You consider abortion morally wrong.

You have high confidence in neither the White House nor the Congress.

You do not think it is possible to have a government that is almost wholly free of corruption.

You do not approve of building more nuclear power plants in the United States, even though you did approve of it prior to the Three Mile Island accident.

You do not approve of building a nuclear power plant in your own community, even though you did approve of it prior to the Three Mile Island accident.

You favor gas rationing.

You do not believe the oil shortage is real.

You believe that there was a conspiracy involved in the assassinations of John F. Kennedy, Robert F. Kennedy and the Rev. Dr. Martin Luther King Jr.

You know what your astrological sign is.

You do not read an astrology column regularly.

You do not believe in astrology.

You believe in unidentified flying objects.

You do not believe in ghosts.

You would rather that your son played baseball than football.

You used to feel that a person who chose not to get married was either "sick," "immoral," "selfish," or "neurotic," but you don't feel that way anymore.

You do not think a one-child family is a good idea.

You would rather have six children than none at all.

You believe that smoking should be allowed in fewer public places, even if you are a smoker yourself.

You believe that most people can't be trusted.

You believe that lawyers charge more for their services than they are worth.

You believe that lawyers do not work as hard for poor clients as they do for clients who are rich and important.

You believe that lawyers are not prompt about getting things done.

You prefer shrimp cocktail to any other appetizer.

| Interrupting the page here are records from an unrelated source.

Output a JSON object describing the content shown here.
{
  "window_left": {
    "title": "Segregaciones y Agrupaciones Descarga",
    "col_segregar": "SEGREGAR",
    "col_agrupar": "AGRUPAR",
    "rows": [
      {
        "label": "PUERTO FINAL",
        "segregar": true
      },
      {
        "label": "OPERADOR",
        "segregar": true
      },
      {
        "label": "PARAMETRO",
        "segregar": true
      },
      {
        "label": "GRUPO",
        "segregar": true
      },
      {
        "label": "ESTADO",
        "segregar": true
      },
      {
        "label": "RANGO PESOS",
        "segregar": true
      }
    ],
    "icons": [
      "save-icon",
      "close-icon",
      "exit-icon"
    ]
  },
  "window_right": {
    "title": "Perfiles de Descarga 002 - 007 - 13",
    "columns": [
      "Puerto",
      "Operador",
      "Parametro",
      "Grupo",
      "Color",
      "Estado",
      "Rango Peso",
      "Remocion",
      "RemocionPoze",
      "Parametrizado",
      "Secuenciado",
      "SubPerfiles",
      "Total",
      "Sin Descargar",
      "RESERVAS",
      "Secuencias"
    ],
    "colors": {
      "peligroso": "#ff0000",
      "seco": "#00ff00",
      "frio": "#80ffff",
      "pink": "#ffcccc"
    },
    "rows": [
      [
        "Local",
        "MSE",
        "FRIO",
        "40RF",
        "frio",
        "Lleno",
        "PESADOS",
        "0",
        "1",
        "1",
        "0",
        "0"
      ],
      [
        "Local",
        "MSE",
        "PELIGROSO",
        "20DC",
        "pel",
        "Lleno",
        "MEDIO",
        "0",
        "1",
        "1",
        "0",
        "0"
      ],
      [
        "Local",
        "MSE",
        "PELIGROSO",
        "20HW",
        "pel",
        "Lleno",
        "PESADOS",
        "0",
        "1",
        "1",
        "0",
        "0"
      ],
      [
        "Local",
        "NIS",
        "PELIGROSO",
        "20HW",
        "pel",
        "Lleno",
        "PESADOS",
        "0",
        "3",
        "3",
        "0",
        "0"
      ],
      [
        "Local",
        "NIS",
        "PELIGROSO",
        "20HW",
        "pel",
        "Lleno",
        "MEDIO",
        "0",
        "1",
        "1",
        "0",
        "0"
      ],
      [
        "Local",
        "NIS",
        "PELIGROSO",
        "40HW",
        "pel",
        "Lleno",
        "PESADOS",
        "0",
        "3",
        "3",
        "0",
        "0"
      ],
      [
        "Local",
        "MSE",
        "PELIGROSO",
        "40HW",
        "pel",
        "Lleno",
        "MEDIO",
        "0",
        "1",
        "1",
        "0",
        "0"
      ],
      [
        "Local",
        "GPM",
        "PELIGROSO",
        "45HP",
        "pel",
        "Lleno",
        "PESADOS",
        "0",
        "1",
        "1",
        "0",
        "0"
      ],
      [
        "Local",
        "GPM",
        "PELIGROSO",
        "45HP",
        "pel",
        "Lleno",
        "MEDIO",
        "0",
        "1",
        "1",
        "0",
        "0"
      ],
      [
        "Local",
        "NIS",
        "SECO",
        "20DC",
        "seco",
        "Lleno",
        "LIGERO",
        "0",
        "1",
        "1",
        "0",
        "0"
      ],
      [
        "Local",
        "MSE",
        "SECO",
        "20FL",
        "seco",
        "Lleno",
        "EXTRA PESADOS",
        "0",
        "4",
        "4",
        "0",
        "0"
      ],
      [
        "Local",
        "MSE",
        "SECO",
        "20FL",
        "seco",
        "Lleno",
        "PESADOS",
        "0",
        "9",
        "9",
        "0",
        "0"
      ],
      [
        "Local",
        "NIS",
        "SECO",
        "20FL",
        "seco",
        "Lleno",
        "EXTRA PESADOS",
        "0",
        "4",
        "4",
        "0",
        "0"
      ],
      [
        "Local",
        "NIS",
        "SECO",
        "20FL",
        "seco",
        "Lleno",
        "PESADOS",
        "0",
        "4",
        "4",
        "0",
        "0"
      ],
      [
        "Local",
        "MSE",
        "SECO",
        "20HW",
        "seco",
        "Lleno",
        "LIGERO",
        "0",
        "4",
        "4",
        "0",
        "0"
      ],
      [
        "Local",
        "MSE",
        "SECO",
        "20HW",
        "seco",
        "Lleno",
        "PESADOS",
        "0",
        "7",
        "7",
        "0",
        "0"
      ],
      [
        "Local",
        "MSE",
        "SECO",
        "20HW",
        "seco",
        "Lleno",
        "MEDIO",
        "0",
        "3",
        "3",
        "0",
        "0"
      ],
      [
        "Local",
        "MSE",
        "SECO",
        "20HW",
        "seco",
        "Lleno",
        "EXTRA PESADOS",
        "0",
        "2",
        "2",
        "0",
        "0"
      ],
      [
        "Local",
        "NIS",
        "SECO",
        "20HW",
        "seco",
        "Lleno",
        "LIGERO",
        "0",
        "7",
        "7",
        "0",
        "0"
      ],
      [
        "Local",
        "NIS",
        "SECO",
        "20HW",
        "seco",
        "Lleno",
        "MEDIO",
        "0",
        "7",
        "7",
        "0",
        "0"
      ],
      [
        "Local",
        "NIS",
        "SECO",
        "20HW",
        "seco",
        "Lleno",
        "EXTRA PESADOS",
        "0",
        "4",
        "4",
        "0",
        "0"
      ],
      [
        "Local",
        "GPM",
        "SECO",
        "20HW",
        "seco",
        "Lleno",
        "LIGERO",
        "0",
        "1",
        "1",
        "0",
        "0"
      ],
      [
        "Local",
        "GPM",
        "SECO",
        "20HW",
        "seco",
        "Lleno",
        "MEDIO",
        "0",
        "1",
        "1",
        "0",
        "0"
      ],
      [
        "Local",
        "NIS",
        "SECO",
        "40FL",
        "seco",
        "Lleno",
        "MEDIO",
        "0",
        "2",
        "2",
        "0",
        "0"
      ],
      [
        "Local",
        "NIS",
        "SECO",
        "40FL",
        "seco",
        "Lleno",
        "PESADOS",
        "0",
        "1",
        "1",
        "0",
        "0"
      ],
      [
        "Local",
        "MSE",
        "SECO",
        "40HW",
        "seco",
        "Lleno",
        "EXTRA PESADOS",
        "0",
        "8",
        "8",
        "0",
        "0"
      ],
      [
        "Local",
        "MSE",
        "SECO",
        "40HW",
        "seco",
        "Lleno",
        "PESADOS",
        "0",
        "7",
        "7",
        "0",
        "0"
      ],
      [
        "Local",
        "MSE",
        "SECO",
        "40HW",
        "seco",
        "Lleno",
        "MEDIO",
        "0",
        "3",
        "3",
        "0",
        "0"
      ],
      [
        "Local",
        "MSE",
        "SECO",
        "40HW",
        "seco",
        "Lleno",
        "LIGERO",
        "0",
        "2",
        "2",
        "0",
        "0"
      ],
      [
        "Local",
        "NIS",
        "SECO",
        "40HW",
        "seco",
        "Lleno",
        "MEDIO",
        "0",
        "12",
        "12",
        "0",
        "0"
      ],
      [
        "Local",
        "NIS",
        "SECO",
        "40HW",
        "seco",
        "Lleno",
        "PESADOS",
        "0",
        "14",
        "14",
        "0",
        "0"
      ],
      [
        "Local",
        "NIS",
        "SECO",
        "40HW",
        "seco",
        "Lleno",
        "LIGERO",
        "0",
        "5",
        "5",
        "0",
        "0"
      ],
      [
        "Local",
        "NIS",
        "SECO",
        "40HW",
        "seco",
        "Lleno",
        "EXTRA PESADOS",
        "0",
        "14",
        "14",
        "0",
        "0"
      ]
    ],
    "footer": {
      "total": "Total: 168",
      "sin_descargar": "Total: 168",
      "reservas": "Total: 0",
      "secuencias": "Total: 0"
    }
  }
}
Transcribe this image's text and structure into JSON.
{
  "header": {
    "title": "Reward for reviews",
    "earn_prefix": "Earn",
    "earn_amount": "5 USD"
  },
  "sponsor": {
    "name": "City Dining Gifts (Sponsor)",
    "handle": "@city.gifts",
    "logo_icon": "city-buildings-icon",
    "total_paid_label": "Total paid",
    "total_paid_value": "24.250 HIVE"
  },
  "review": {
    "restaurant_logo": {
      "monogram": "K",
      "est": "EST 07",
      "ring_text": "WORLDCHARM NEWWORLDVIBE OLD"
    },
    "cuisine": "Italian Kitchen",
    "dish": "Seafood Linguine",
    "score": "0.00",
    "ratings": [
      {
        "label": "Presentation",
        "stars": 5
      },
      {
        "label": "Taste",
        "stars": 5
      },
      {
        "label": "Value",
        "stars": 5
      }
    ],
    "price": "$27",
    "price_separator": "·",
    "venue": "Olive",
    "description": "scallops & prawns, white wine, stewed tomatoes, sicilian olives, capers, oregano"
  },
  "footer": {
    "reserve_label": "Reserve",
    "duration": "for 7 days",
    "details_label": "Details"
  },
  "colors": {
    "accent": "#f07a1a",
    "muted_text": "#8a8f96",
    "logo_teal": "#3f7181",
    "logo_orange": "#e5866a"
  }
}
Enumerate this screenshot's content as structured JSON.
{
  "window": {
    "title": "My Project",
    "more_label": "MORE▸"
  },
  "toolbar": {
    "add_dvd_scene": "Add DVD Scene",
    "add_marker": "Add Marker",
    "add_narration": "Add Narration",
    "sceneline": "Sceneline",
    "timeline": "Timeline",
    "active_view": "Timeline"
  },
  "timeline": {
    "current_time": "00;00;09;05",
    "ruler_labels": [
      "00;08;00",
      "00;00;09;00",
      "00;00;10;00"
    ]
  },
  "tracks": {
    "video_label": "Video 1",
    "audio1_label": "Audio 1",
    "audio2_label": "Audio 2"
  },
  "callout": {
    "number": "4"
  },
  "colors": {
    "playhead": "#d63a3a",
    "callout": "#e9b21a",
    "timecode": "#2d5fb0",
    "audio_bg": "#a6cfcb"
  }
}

You prefer vegetable soup to any other soup.

You prefer a hamburger to any other sandwich.

You prefer roast beef to any other main course.

You prefer spaghetti to any other non-meat main course.

You prefer fried shrimp to any other fish main course.

You prefer green beans to any other side dish.

You prefer apple pie to any other dessert.

You prefer french dressing to any other salad dressing.

You order french fries more than any other item when you eat dinner at a restaurant.

You prefer your meat done "medium."

You are not a regular yogurt eater.

You eat 11 McDonald's hamburgers a year.

You eat most of your weekday lunches at home.

You visited a McDonald's last month.

You did not visit a Burger King, Dairy Queen, Kentucky Fried Chicken, or Pizza Hut last month.

You do not take vitamin pills

You do not buy hard-cover books; so you will never see "the Average American Book," by Barry Tarshis, the fascinating new study of American public opinion polls from which all of the above information was gleaned.